The company’s monthly Loan Performance Insights Report said the rate for early-stage delinquencies (30-59 days past due) rose to 2.3 percent in December, up 0.1 percentage points from 2.2 percent in both November and a year ago. The share of mortgages 60-89 days past due in December fell to 0.8 percent, down from 0.9 percent in November and up from 0.7 percent a year ago. The serious delinquency rate (90 days or more past due, including loans in foreclosure) stood at 2.1 percent in December.

The report said nationally, 5.3 percent of mortgages were in some stage of delinquency (30 days or more past due, including those in foreclosure) in December, unchanged from a year ago. The foreclosure inventory rate fell to 0.6 percent, down 0.2 percentage points from 0.8 percent a year ago. Since August, the foreclosure inventory rate has been steady at 0.6 percent, the lowest level since June 2007.

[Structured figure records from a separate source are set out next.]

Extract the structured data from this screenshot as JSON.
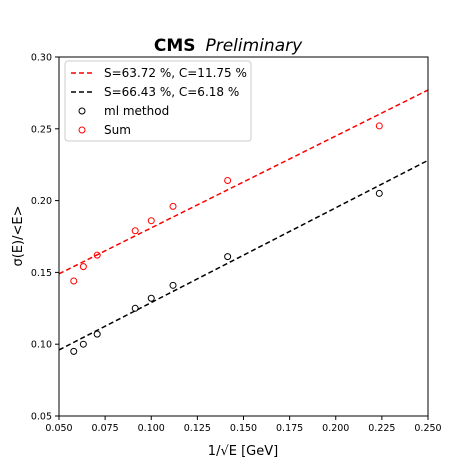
{
  "chart_data": {
    "type": "scatter",
    "title": {
      "bold": "CMS",
      "italic": "Preliminary"
    },
    "xlabel": "1/√E [GeV]",
    "ylabel": "σ(E)/<E>",
    "xlim": [
      0.05,
      0.25
    ],
    "ylim": [
      0.05,
      0.3
    ],
    "x_ticks": [
      "0.050",
      "0.075",
      "0.100",
      "0.125",
      "0.150",
      "0.175",
      "0.200",
      "0.225",
      "0.250"
    ],
    "y_ticks": [
      "0.05",
      "0.10",
      "0.15",
      "0.20",
      "0.25",
      "0.30"
    ],
    "grid": false,
    "legend_position": "top-left",
    "fits": [
      {
        "label": "S=63.72 %, C=11.75 %",
        "color": "#ff0000",
        "style": "dashed",
        "x": [
          0.05,
          0.25
        ],
        "y": [
          0.149,
          0.277
        ]
      },
      {
        "label": "S=66.43 %, C=6.18 %",
        "color": "#000000",
        "style": "dashed",
        "x": [
          0.05,
          0.25
        ],
        "y": [
          0.096,
          0.228
        ]
      }
    ],
    "series": [
      {
        "name": "ml method",
        "color": "#000000",
        "marker": "open-circle",
        "x": [
          0.058,
          0.0632,
          0.0707,
          0.0913,
          0.1,
          0.1118,
          0.1414,
          0.2236
        ],
        "y": [
          0.095,
          0.1,
          0.107,
          0.125,
          0.132,
          0.141,
          0.161,
          0.205
        ]
      },
      {
        "name": "Sum",
        "color": "#ff0000",
        "marker": "open-circle",
        "x": [
          0.058,
          0.0632,
          0.0707,
          0.0913,
          0.1,
          0.1118,
          0.1414,
          0.2236
        ],
        "y": [
          0.144,
          0.154,
          0.162,
          0.179,
          0.186,
          0.196,
          0.214,
          0.252
        ]
      }
    ]
  }
}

Measuring early-stage delinquency rates is important for analyzing the health of the mortgage market. To monitor mortgage performance comprehensively, CoreLogic examines all stages of delinquency, as well as transition rates, which indicate the percentage of mortgages moving from one stage of delinquency to the next.

“The wildfires in Sonoma and Napa counties began October 8 and destroyed or damaged thousands of homes,” said Frank Nothaft, chief economist for CoreLogic. “Two- and three-month delinquency rates have spiked in these two counties, more than doubling between October and December. The after effects of Hurricanes Harvey, Irma and Maria continue to appear as well. Serious delinquency rates in the Houston and Miami metropolitan areas doubled between September and year-end and quadrupled in the San Juan area of Puerto Rico.”

CoreLogic said the share of mortgages that transitioned from current to 30 days past due was 1.1 percent in December, up from 1 percent in both November and a year ago.

“The effect of the wildfires and hurricanes on delinquency transition rates was all too clear,” said Frank Martell, president and CEO of CoreLogic. “In Sonoma and Napa counties, both 30-to-60 day and 60-to-90 day delinquent transition rates in December were more than double what they had averaged the prior year. Likewise, neighborhoods affected by hurricanes have seen a jump in transition rates in the months immediately following. These natural disasters have stalled or reversed the decline in 30-to-119 day delinquency rates that we had seen previously.”